No other religion I know of embraces this odd prohibition. So M. Drainville need not fear an explosion of parking accommodation demands from Catholics or Muslims, not to mention Hindus, Sikhs, Buddhists, Raëlians or Wiccans, any time soon.
On the other hand, it is no crime to be a purist about municipal codes and the principle of equality under the law. M. Drainville may be a bit of a curmudgeon, but his irritation is defensible on narrow grounds, and to those narrow grounds may be added the fact that other people in the neighbourhood who trudge out to their cars and dutifully move them to accommodate the street sweepers as the law demands may understandably feel resentful of their Jewish neighbours who get a pass on those days.

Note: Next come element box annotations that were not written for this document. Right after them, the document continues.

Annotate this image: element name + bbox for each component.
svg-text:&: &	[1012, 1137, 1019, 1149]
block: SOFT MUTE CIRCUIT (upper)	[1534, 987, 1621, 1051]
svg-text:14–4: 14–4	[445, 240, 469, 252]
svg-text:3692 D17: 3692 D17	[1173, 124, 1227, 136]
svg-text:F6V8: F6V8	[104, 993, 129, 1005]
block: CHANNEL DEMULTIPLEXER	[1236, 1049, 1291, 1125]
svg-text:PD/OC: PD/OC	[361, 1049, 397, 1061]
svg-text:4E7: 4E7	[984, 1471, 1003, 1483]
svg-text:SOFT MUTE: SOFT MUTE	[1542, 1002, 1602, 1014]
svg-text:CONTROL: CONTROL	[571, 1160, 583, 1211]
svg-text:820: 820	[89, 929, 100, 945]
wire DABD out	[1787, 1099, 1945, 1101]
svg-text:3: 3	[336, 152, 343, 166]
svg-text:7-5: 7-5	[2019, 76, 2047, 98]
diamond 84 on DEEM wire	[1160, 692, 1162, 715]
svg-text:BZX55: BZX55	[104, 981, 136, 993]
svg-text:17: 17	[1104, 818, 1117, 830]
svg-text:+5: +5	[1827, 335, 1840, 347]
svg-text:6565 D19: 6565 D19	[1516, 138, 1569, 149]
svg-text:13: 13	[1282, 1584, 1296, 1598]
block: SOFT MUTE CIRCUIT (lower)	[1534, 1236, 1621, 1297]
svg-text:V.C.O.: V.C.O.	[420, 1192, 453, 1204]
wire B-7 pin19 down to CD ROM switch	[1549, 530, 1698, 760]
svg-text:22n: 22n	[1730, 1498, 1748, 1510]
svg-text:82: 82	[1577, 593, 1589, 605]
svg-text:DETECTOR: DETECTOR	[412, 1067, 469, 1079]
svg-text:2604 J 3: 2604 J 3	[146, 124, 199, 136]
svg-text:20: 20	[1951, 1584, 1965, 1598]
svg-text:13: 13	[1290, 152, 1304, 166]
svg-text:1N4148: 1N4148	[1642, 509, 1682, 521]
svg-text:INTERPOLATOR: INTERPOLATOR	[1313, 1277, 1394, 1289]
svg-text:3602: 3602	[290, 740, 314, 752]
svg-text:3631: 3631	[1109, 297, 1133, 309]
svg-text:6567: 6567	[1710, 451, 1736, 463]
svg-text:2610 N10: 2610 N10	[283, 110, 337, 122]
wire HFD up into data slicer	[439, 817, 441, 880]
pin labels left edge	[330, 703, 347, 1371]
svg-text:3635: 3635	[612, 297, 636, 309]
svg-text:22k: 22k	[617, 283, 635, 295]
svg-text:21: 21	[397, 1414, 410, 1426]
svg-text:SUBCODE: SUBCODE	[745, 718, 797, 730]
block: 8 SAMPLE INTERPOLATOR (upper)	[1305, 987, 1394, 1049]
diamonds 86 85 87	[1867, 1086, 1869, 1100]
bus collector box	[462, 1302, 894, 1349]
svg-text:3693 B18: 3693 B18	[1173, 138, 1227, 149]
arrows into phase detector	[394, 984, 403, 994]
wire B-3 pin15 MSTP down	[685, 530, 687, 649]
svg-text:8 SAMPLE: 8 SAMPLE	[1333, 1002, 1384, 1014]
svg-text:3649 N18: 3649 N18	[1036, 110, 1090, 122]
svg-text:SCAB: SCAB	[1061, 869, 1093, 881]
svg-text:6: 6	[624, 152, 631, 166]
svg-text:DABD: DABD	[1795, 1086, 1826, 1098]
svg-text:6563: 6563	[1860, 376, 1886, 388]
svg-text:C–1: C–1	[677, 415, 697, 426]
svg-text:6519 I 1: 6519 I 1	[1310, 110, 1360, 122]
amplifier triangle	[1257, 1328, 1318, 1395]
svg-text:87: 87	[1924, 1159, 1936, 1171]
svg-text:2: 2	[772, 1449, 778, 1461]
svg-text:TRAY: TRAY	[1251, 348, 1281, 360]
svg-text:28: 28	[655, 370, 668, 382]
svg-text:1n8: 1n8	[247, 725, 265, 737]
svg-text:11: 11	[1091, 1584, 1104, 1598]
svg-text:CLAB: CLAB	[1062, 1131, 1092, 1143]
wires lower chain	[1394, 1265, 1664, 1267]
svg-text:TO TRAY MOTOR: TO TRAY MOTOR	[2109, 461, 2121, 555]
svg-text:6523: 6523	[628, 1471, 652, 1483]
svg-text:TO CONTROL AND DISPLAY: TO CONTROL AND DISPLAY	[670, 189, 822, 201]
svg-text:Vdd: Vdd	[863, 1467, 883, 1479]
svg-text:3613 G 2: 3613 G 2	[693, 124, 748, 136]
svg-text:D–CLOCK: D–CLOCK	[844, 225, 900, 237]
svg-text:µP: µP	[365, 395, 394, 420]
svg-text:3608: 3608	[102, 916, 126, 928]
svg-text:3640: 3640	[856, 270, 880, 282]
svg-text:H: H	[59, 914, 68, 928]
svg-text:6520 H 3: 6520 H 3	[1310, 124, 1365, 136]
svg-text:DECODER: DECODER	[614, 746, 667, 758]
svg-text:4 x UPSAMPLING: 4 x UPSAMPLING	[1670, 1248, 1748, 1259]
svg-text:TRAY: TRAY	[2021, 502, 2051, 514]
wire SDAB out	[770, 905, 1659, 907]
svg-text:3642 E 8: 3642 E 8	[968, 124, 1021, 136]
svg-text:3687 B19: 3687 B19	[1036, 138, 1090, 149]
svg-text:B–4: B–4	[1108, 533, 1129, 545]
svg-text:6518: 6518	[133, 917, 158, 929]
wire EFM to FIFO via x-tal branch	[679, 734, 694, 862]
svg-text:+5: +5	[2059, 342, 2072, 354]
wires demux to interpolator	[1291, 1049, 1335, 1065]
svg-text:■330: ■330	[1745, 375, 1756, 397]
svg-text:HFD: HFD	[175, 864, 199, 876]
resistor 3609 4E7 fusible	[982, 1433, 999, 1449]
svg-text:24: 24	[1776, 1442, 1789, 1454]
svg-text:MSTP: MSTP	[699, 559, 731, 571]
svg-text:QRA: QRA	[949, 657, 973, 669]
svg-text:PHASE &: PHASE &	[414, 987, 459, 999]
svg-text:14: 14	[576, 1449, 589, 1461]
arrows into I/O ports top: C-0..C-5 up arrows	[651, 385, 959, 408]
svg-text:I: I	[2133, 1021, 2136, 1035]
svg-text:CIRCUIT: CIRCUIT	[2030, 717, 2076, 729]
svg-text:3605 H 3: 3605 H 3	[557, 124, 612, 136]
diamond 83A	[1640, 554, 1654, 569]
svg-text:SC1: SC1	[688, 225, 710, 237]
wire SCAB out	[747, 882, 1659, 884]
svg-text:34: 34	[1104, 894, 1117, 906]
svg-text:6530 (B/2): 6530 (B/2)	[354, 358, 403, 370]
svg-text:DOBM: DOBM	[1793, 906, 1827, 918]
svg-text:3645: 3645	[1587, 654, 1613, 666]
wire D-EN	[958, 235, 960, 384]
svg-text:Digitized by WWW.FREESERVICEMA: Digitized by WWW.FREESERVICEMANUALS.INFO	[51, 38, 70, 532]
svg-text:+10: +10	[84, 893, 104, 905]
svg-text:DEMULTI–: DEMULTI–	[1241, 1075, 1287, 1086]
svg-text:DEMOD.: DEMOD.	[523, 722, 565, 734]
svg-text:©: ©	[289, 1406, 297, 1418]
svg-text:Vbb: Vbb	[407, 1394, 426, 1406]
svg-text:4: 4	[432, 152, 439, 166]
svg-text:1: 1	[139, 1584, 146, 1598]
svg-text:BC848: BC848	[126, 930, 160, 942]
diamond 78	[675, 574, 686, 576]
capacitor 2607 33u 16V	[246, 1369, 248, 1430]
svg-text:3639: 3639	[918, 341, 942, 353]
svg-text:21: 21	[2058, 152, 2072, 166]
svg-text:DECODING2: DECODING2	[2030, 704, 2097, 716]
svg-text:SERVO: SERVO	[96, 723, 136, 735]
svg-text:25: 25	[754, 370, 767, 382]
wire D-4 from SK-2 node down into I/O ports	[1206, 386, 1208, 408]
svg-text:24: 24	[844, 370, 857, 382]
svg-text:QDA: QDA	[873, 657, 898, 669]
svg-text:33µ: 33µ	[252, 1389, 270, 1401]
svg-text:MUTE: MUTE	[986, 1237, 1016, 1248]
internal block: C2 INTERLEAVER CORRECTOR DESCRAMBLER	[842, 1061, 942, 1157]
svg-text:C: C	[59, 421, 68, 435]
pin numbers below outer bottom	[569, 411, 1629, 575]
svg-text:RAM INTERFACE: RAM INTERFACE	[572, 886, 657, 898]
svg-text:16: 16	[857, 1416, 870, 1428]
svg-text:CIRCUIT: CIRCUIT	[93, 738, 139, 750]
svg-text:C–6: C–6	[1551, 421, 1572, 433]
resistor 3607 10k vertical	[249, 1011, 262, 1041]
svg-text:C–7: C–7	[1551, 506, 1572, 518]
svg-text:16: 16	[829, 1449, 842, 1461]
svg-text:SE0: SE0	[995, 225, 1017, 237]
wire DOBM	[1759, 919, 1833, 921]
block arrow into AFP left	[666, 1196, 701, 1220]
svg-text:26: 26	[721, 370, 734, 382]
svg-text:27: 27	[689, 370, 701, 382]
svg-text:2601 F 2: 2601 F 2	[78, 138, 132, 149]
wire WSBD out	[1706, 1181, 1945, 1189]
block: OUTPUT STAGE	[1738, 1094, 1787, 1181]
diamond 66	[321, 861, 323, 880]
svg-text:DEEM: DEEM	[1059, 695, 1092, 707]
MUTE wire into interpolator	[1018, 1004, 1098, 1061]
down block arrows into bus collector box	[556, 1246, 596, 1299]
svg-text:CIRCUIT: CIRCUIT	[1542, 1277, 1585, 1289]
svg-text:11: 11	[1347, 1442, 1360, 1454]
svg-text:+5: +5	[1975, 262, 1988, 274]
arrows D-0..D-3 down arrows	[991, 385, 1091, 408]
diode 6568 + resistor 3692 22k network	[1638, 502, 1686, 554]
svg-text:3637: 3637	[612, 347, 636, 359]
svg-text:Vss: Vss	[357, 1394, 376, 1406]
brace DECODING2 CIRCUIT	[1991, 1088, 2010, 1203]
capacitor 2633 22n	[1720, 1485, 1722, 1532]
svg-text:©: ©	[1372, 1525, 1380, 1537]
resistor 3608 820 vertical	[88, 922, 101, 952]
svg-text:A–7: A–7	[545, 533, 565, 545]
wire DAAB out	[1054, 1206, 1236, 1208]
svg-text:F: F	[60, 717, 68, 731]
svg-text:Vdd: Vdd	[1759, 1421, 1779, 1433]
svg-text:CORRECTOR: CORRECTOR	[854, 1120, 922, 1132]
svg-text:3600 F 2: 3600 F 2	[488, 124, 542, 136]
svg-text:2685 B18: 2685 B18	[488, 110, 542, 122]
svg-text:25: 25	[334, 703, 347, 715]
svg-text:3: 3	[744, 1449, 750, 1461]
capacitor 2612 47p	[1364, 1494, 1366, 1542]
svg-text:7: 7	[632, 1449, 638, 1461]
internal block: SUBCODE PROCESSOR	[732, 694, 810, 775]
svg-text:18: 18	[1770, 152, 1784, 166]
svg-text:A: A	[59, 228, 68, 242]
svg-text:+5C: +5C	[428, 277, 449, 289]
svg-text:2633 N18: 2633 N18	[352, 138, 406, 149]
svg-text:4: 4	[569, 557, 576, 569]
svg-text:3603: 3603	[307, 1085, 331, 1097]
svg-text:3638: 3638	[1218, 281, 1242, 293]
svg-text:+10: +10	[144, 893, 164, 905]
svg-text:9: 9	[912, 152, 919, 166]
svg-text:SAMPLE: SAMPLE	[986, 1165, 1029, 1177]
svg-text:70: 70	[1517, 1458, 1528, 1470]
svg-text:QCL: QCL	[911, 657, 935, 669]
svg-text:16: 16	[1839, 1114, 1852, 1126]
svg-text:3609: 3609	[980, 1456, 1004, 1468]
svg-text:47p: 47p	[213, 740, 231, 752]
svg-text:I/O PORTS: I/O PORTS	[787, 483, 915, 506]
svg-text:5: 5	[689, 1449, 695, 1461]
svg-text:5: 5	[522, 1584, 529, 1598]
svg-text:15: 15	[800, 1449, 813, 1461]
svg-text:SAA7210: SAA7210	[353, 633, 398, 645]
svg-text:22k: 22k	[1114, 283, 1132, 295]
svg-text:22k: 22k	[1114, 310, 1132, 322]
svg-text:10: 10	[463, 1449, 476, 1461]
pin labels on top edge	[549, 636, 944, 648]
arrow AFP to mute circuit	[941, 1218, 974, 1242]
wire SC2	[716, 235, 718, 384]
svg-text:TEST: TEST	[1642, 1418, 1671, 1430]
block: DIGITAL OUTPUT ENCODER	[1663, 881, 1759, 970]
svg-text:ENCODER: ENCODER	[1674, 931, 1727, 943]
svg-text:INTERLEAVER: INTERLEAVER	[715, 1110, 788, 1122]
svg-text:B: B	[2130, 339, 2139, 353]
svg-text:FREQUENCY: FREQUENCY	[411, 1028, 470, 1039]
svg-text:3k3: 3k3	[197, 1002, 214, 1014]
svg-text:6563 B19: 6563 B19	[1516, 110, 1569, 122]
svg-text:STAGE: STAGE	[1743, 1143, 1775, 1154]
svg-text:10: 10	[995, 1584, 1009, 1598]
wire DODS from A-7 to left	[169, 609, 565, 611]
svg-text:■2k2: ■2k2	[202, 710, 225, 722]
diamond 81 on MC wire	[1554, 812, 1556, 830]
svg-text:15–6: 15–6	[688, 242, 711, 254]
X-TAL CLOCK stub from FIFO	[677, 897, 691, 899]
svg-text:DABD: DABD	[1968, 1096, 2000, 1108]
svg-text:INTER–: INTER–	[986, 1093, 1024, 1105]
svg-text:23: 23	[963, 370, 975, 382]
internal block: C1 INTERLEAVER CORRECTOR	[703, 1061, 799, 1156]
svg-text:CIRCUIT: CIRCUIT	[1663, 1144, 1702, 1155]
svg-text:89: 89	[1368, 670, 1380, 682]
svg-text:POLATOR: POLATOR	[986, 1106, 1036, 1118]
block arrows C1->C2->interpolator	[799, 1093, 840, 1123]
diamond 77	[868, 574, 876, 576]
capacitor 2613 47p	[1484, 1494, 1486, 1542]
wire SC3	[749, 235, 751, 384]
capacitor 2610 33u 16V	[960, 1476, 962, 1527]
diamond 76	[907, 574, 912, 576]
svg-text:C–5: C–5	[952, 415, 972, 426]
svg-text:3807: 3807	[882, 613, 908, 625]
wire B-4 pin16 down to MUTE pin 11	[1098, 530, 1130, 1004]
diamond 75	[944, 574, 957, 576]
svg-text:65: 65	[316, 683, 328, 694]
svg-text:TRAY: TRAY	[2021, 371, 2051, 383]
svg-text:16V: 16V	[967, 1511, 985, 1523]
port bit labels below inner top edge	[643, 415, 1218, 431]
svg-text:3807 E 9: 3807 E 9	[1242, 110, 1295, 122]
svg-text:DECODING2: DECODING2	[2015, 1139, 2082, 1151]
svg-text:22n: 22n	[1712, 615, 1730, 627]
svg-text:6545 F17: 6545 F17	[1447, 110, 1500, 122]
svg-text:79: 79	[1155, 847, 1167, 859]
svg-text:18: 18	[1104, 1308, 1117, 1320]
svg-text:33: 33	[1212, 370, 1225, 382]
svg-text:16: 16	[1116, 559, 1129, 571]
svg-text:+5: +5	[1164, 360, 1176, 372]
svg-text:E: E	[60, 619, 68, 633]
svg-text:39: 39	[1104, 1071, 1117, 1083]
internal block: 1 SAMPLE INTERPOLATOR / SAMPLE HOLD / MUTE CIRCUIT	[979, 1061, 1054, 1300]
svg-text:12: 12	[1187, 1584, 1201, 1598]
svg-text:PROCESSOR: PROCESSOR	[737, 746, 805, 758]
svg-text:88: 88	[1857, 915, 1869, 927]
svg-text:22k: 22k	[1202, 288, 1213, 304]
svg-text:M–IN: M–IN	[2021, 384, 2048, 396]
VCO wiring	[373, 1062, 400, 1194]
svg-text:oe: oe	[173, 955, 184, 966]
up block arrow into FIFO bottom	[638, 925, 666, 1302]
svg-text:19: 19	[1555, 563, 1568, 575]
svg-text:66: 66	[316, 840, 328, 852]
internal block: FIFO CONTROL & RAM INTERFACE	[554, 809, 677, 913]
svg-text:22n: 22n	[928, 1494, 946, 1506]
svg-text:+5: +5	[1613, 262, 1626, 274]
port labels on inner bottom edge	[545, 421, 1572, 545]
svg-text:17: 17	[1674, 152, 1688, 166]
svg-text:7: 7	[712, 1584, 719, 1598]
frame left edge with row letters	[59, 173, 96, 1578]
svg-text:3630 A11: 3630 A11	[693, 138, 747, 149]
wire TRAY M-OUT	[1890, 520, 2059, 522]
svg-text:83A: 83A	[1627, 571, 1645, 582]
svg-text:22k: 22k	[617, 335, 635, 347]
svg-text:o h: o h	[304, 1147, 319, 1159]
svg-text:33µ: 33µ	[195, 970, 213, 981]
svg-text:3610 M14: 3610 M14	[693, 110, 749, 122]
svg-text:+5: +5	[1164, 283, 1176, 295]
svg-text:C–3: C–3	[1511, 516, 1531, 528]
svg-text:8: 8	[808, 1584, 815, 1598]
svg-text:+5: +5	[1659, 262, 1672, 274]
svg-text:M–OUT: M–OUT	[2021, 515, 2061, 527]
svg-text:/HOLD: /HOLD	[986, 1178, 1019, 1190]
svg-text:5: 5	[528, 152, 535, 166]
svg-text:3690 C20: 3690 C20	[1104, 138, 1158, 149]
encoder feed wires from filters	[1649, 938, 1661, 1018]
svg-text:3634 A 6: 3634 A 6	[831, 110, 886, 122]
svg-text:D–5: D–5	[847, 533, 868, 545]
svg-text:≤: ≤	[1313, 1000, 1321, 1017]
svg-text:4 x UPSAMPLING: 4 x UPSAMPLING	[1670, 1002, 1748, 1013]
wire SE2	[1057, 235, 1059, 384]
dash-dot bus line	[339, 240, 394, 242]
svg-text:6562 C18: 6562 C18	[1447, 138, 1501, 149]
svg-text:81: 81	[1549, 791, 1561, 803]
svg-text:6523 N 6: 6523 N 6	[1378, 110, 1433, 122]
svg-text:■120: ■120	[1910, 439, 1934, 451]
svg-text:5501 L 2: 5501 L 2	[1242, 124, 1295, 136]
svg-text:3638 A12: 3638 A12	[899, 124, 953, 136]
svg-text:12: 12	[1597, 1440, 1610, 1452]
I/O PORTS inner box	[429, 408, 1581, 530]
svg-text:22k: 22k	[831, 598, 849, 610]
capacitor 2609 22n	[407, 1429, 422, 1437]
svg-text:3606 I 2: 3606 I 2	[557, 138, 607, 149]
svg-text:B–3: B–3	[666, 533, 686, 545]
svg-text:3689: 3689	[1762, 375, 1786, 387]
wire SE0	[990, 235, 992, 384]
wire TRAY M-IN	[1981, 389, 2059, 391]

Surely there is a compromise solution? I’m glad you asked, because I have one.
I suggest the synagogues in the relevant areas hire what used to be known as a “shabbas goy.” The Shabbas goy was – perhaps still is? – a gentile, obviously not bound by restrictions against work, who would come to the observant family’s home on Shabbat and holidays to turn lights on and off, start ovens and perform whatever other tasks were forbidden to family members. In this case the “parking goy” could move all the cars to the other side of the street whenever necessary at a nugatory cost to each individual.
Wasn’t that a simple and elegant solution? Thank you, but please no bouquets or standing ovations: Finding elegant solutions to social and cultural problems is what I do.